Learning Centre: Ideas

Want to advance interoperability? Start with better patient record matching

The 21st Century Cures Act (Cures Act) was signed into law on December 13, 2016.  It is designed to help accelerate medical product development and bring new innovations and advances to patients with fewer bureaucratic and regulatory obstacles.  In the Spring of 2019, the Office of the National Coordinator for Health Information Technology (ONC)  released a proposal for improving health information interoperability in the United States.  Health and Human Services (HHS) has issued this challenge as a way to stimulate growth and innovation in the US Healthcare Industry.

IMT has worked with over 150 clients in the US, Canada, and around the world during the past 20+ years, with a mission of advancing patient record matching to support interoperability. Through hundreds of discussions, we have helped clients  undertake or advance a solution approach to patient record matching. These conversations invigorate, inform, and inspire our work — and make us very interested in the proposed HHS rule to improve the interoperability of health information.

As the ONC proposal for interoperability appropriately notes, no single activity or technology will solve this decades-old challenge. Rather, improving patient record matching requires a solution that unites people, process, and technology as wisely advocated by Sequoia Project, ECRI Institute, Pew Charitable Trust, and other private and public organizations.

We strongly believe that accurate patient matching starts within an organization.

Cross-organization record matching builds upon the processes and data created and nurtured within a single organization. Before an organization can pursue true interoperability with other organizations, its own patient data needs a strong foundation that can support a bottoms-up approach.
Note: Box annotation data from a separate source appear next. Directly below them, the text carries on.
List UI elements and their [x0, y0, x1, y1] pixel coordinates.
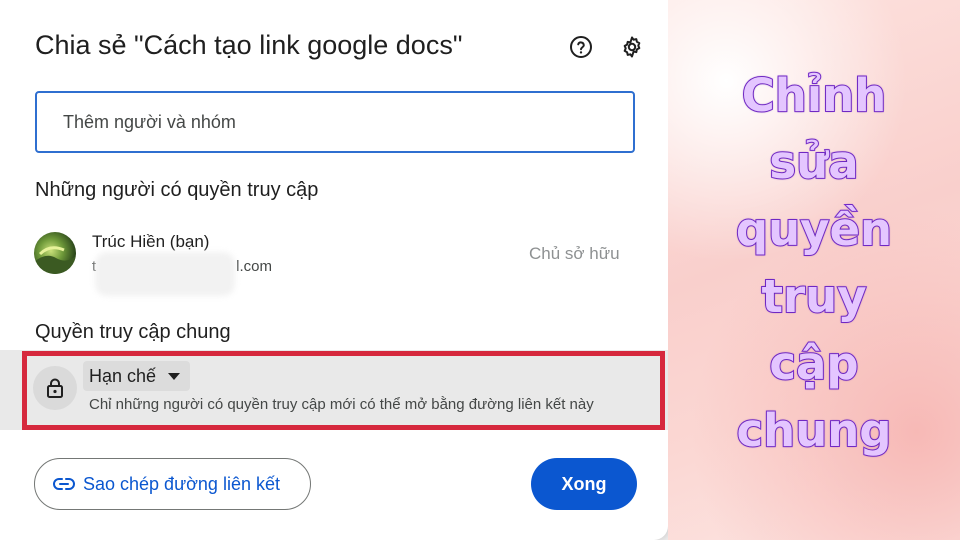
- done-button[interactable]: Xong: [531, 458, 637, 510]
- help-circle-icon[interactable]: [567, 33, 595, 61]
- copy-link-label: Sao chép đường liên kết: [83, 473, 280, 494]
- avatar: [34, 232, 76, 274]
- gear-icon[interactable]: [618, 33, 646, 61]
- copy-link-button[interactable]: Sao chép đường liên kết: [34, 458, 311, 510]
- user-name: Trúc Hiền (bạn): [92, 232, 210, 251]
- caption-panel: Chỉnh sửa quyền truy cập chung: [668, 0, 960, 540]
- highlight-annotation: [22, 351, 665, 430]
- dialog-title: Chia sẻ "Cách tạo link google docs": [35, 30, 463, 60]
- share-dialog: Chia sẻ "Cách tạo link google docs" Nhữn…: [0, 0, 668, 540]
- user-email-suffix: l.com: [236, 258, 273, 275]
- caption-text: Chỉnh sửa quyền truy cập chung: [735, 68, 893, 458]
- user-role: Chủ sở hữu: [529, 244, 620, 263]
- people-section-title: Những người có quyền truy cập: [35, 179, 319, 201]
- link-icon: [53, 477, 75, 491]
- add-people-input[interactable]: [35, 91, 635, 153]
- general-access-title: Quyền truy cập chung: [35, 321, 231, 343]
- email-redaction: [95, 252, 235, 296]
Specifically, as we look at the proposed HHS rule, that means:

  • We support standardization of data elements, and data itself, particularly in address and basic demographics. However, organizations can and should use additional data as it meets their unique strategic and operational goals. Additional trusted data will only further advance record matching.
  • The quest for better record matching for many institutions includes data elements like telephone numbers, maiden names, email addresses, and more. Our mobile society and evolving use of technology make email addresses and cell phone numbers particularly valuable in assisting record matching. These newer elements can supplant the previous value that the Social Security number represented, which is particularly important given the dramatic decline in this number’s capture over the past 20 years.
  • Many have advocated algorithm comparison; however, algorithms add the most value when used for a large “real-world” dataset (greater than 1M records) with historical data. The collapse of the CHIME Challenge and the apparent market dismissal of the ONC Patient Matching Algorithm Challenge illustrate the difficulty and weakness of relying on synthetic data. Only with a high record volume and depth will a third party such as ONC be able to truly evaluate algorithm differences. And perhaps it’s best for the marketplace to do this evaluation. Many clients conduct this assessment as part of their vendor evaluation prior to purchasing MDM/EMPI/record matching software.
  • Standard definitions for duplicates, duplicate rates, overlays, and the terms commonly used to describe MPIs are important. ONC need not start from scratch and could advance this cause by using and harmonizing what has been promulgated over the past few years by HIMSS, AHIMA, Sequoia Project, and others.
  • The goal of accurately capturing patient data at the point of access/registration should be a top priority. Biometrics hold promise to improve matching, but our clients share significant concerns about biometrics’ impact to consistent and timely patient intake processes, sanitation, and cultural acceptance. Rather than jumping to biometrics, the focus should include using better algorithms (probabilistic) when a patient encounter is created. This is the classic “an ounce of prevention is worth a pound of cure.”
  • Strong data governance is essential to improving patient record matching. This governance builds upon people, process, and technology to provide a solution approach to organizational efforts. Governance can’t be isolated; it must be incorporated into institutional governance in order to be effective.

Additionally, IMT supports the use of standards and APIs to allow greater data interoperability at a reduced cost. We are using FHIR with a limited number of clients and anticipate greater use in the near future. The latest balloted release of FHIR (not necessarily those specified in a regulation) provides for more adoption and flexibility.

We commend ONC (and CMS) for advancing the interoperability, patient engagement, and patient record matching conversation. We look forward to working with our clients to advance patient record matching to build the truly interoperable data that supports patient engagement.